Seventy-two per cent of active savers over the age of 65 do not have Power of Attorney (PoA) arrangements in place in the event they cannot handle their own financial affairs, research from Paragon Bank has revealed.
Older savers were more likely to have a PoA, with 31% of those aged between 75 and 84 appointing an attorney, falling to 24% of those aged between 65 and 74.
Paragon’s findings, based on a study of over 1,500 savers, found that younger age groups fall away significantly – with just one in four (10%) savers aged between 55 and 64 having a PoA.
The main reasons cited by those without a PoA included not needing one (61%), not having enough information about PoA (18%) and not wanting to lose control of their finances (17%).

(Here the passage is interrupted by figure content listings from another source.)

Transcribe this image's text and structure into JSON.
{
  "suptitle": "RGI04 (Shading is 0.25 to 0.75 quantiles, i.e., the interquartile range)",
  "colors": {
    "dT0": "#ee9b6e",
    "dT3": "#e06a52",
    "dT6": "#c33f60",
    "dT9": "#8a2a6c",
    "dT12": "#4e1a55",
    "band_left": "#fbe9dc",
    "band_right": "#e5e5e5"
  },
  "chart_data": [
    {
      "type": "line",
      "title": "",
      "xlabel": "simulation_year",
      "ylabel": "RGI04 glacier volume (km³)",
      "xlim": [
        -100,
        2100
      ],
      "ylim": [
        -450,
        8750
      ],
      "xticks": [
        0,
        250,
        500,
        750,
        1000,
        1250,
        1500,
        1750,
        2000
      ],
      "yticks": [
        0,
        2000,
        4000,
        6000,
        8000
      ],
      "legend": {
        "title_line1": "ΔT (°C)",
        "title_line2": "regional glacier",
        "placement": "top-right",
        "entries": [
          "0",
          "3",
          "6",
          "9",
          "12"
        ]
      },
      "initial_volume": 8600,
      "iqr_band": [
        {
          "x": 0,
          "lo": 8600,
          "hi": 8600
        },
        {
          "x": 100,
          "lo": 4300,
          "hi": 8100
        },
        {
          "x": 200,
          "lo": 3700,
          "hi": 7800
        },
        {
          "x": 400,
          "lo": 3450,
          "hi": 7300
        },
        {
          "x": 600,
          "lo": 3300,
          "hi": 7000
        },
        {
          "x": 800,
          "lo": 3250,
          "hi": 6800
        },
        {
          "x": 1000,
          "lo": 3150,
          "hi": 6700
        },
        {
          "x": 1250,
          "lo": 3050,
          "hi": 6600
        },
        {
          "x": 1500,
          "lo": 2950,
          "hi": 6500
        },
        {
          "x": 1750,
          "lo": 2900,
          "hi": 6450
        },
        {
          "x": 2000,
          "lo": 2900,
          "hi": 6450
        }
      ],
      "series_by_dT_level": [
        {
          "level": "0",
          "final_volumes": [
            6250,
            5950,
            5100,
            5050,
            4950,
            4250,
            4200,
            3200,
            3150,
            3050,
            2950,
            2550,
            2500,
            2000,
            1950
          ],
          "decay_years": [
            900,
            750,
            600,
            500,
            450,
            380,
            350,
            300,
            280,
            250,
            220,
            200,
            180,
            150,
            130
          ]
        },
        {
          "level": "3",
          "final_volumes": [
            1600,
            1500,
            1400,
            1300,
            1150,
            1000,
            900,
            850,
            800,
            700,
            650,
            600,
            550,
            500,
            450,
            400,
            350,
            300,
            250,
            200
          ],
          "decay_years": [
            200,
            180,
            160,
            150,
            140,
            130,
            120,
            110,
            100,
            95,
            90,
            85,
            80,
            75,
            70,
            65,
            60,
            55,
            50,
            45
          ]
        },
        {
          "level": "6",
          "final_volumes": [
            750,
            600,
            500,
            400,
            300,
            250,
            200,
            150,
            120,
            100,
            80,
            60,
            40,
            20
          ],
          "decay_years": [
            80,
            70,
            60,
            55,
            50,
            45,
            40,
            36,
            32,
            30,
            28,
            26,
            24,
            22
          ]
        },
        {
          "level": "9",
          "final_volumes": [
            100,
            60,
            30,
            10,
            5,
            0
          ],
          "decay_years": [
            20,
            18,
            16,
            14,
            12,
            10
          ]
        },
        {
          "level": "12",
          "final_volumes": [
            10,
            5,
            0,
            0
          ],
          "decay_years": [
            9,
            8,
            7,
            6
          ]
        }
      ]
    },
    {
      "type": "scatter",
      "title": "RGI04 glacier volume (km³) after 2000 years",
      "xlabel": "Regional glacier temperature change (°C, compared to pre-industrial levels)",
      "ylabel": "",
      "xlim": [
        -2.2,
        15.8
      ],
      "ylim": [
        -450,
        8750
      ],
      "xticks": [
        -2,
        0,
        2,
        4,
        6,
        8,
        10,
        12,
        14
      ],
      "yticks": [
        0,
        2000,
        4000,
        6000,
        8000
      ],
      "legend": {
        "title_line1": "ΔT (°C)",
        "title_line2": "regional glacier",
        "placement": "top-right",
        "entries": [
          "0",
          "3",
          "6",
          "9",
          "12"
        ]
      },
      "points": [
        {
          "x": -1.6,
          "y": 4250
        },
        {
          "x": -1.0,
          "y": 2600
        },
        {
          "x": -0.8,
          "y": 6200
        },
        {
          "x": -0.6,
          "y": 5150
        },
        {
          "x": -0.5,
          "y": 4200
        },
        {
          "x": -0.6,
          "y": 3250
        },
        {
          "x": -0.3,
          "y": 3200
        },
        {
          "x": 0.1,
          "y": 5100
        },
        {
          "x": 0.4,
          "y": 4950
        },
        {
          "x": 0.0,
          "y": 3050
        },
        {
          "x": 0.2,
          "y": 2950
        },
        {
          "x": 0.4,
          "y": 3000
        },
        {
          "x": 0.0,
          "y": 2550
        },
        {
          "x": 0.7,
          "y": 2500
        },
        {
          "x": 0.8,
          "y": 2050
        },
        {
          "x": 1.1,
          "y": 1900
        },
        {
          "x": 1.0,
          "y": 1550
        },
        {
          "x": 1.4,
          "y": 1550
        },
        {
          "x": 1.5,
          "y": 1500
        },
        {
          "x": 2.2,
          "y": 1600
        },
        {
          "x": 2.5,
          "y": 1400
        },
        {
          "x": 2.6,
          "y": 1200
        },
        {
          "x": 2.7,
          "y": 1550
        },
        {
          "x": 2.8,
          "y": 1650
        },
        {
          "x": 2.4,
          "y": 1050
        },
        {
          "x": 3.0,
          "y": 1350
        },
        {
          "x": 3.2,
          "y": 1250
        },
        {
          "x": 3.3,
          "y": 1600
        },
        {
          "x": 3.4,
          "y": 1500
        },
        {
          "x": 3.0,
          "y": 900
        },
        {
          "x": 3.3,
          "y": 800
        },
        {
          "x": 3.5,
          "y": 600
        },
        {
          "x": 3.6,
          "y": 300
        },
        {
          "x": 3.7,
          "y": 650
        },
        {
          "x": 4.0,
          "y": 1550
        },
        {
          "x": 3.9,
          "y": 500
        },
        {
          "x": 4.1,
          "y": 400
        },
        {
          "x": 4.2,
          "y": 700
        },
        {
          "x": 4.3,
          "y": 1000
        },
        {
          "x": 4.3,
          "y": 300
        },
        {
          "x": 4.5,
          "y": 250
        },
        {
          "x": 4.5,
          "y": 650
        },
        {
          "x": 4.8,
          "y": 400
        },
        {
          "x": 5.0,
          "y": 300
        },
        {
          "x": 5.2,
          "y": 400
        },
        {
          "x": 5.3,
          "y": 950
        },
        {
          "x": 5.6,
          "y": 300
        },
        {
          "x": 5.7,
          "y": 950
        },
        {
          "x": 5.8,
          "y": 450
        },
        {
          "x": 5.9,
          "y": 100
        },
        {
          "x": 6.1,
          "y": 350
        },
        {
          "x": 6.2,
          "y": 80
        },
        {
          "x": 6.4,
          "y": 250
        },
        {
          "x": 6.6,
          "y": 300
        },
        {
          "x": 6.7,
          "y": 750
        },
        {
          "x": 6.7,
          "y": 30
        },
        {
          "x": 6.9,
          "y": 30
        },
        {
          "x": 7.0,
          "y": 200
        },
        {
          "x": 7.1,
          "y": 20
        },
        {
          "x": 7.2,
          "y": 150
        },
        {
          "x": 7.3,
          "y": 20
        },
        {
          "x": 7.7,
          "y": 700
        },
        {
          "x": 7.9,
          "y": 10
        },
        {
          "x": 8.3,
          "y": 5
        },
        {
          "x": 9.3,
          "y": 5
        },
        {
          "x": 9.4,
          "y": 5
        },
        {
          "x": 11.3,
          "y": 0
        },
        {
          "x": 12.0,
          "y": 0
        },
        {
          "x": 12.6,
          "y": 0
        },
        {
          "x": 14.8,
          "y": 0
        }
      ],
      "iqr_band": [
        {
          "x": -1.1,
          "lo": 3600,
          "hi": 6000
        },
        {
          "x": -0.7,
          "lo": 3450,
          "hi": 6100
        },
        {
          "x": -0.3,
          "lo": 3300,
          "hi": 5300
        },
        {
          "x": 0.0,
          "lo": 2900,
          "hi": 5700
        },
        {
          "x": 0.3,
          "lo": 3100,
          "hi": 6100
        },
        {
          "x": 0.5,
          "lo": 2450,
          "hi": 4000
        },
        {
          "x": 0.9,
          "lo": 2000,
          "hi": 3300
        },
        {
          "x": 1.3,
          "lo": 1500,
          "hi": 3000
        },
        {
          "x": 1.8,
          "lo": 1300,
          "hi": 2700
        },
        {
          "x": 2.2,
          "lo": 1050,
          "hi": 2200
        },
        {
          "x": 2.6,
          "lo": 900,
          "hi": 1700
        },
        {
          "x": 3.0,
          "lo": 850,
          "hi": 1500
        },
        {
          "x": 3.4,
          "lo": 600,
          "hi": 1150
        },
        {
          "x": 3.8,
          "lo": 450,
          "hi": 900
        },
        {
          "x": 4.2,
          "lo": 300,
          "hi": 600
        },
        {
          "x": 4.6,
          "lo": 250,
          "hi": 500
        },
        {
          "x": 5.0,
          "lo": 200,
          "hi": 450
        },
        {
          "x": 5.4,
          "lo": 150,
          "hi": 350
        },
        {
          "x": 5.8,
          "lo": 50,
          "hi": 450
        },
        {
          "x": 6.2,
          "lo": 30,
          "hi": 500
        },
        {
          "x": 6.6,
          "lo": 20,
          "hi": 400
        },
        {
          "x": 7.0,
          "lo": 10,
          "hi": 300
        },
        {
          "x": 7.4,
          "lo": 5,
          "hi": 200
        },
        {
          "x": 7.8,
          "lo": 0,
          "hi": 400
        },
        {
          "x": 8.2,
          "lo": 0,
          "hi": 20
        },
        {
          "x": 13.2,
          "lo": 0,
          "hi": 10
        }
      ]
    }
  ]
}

Those with PoA in place were most likely to select a child or children to be their attorney, selected by 52%, followed by a spouse (43%). Meanwhile, 6% of savers had chosen a professional, such as a lawyer or accountant, with a similar proportion also choosing a sibling. A smaller proportion chose a friend (4%).
Savings service delivery director, Paragon Bank, Chris Williams, said: “Nobody wants to think about a time when they might not be able to manage their affairs, but appointing a trusted PoA provides a safety net for those unforeseen situations when looking after your finances may become too difficult.
“Appointing a PoA is a sensible practice for savers of any age, but it becomes increasingly important as you mature. Often, it’s only precautionary and most savers don’t ever have to use it, but it’s an important safety net in case you are ever in the position where you can’t handle your own finances.”